Behçet Necatigil, bir söyleşisinde şiiri “iki plânlı” bir bütünlük şeklinde aldığını söylemektedir. Plânlardan birincisini ön plân, diğerini ise arka plân olarak adlandırır. İlkinde, bireyin, birey dolayımıyla toplumun, toplum ve dünyanın sorunları, yani hayatın görüntüleri sergilenir. Diğerinde ise, “bölünmüş, ilişkilerde dağılmış bizden” geriye kalan “kişiliğimiz” vardır. Şair, bu plânın esasen “bir bilânço”, “bir muhâsebe” olduğunu söyler ki, şiirdeki özne olan birey, kendisini de etkisi altına alan toplum(sal)la kurduğu ilişkinin nasıl olması gerektiğine burada karar verir; sonuçta ya onunla uzlaşır, ya da isyan veya ret eder. Necatigil’in arka plân için “Hürriyetimize ancak orada kavuşuruz.” (Necatigil 2006: 75-76) demesinin nedeni, bir daha tekrar edelim, sonucu trajik de olsa, bireyin özgür iradesinin burada tecelli etmesindendir.
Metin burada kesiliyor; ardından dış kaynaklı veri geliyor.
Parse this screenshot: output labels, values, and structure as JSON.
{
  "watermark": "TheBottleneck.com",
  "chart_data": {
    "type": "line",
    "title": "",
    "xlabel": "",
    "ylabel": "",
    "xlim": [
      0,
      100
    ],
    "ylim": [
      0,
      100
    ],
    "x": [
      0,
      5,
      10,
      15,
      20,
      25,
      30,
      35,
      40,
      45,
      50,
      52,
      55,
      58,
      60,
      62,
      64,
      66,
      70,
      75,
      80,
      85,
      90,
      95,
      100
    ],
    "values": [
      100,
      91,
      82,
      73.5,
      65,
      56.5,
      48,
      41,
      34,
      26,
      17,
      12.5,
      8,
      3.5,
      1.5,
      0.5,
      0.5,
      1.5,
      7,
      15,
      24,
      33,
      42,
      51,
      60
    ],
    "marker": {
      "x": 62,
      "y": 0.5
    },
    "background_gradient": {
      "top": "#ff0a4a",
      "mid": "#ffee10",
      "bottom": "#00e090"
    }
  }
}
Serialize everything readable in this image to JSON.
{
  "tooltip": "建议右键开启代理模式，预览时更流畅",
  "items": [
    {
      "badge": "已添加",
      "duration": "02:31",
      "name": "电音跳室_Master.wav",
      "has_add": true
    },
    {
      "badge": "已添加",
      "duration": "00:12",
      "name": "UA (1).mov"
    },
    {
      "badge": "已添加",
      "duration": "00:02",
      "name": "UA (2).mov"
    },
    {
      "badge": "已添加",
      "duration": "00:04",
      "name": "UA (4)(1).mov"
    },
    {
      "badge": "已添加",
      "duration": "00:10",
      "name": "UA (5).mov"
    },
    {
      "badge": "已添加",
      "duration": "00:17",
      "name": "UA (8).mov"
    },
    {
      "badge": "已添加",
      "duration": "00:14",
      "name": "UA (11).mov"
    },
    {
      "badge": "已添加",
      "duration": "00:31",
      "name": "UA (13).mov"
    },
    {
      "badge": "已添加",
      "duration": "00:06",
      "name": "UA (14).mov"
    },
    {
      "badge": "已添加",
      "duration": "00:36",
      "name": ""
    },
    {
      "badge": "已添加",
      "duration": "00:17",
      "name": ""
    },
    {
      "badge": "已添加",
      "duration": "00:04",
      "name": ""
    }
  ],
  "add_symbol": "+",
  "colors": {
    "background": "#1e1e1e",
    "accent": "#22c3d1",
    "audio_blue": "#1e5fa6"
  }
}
İkinci dönem, ara dönemde beliren izlerin geliştirilip derinleştirildiği bir dönemdir. Anlatma, yerini “sezdirme” ve “telkin”e bırakmıştır. (Necatigil 2006: 77). Ayrıca, geçmiş, mitolojiler, başka şiir ve şairlere yapılan atıflarla bugünün toplum ve bireyi anlatılmaya/anlaşılmaya çalışılır. Atıflar, bu manada şiirinin geçmiş toplumlar, zamanlar ve metinlerle söyleşmesi, dertleşmesi ve bugünün bireyini olduğu gibi, toplumunu da onlarla sınaması, anlamaya çalışması anlamına gelir. Behçet Necatigil şiirinin bireyi, ön plânda yer alan ve toplum ve insan halleri demek olan her şeyle; fakirlikle, aile reisliğiyle, artan ihtiyaçlarla, yitirilmiş değerlerle, dar çağla vs. hem özne, hem de nesne olarak muhatap olurken, aslında onlarla sınanmaktadır. “Şiiri bir gerilim diye düşünüyorum.” diyen şairi, toplumu, toplumun bir aynası gibi gördüğü bireyi işte bu gerilimde aramak, bilânçoyu buradan elde etmek gerekir. Söz gelimi Evler’deki  “Evler” başlıklı şiirde ev/aile ile dışarısı arasında;Eski Toprak’taki “Sevgilerde” şiirinde zamansızlık ile sevgi arasında, Arada’ya adını veren “Arada” başlıklı şiirde ise doğum ile ölüm arasında sınanan birey, toplumsal bir varlık oluşunu da, bireyliğini de bu gerilim esnasında fark eder. Ev, aile, tarih, gelenekler, inanışlar vs.., bunlarda ve daha pek çok şiirde öznenin dönüp dolaşıp döndüğü asıl değerler olarak karşımıza çıkar. Bazen de, az önce belirtiğimiz gibi, hâlihazırdaki toplum, onun kabulleri ve zor(unlu)lukları, doğu veya batıya ait çeşitli mitolojik hikâyelerle yan yana getirilir ve hem birey, hem de toplum bunlarla sınanır. “Key”, “Nilüfer” ve tarihe, mitoloji öykülerine atıfların yapıldığı pek çok şiirde yozlaşma, bireye yansımaları bu yöntemle verilir.

Kaynaklar:

NECATİGİL, Behçet (2015), Bile/Yazdı, İstanbul.

NECATİGİL, Behçet (2006), Düzyazılar II, (Haz: Ali Tanyeri- Hilmi Yavuz), İstanbul.

NECATİGİL, Behçet (2015), Bile/Yazdı, İstanbul.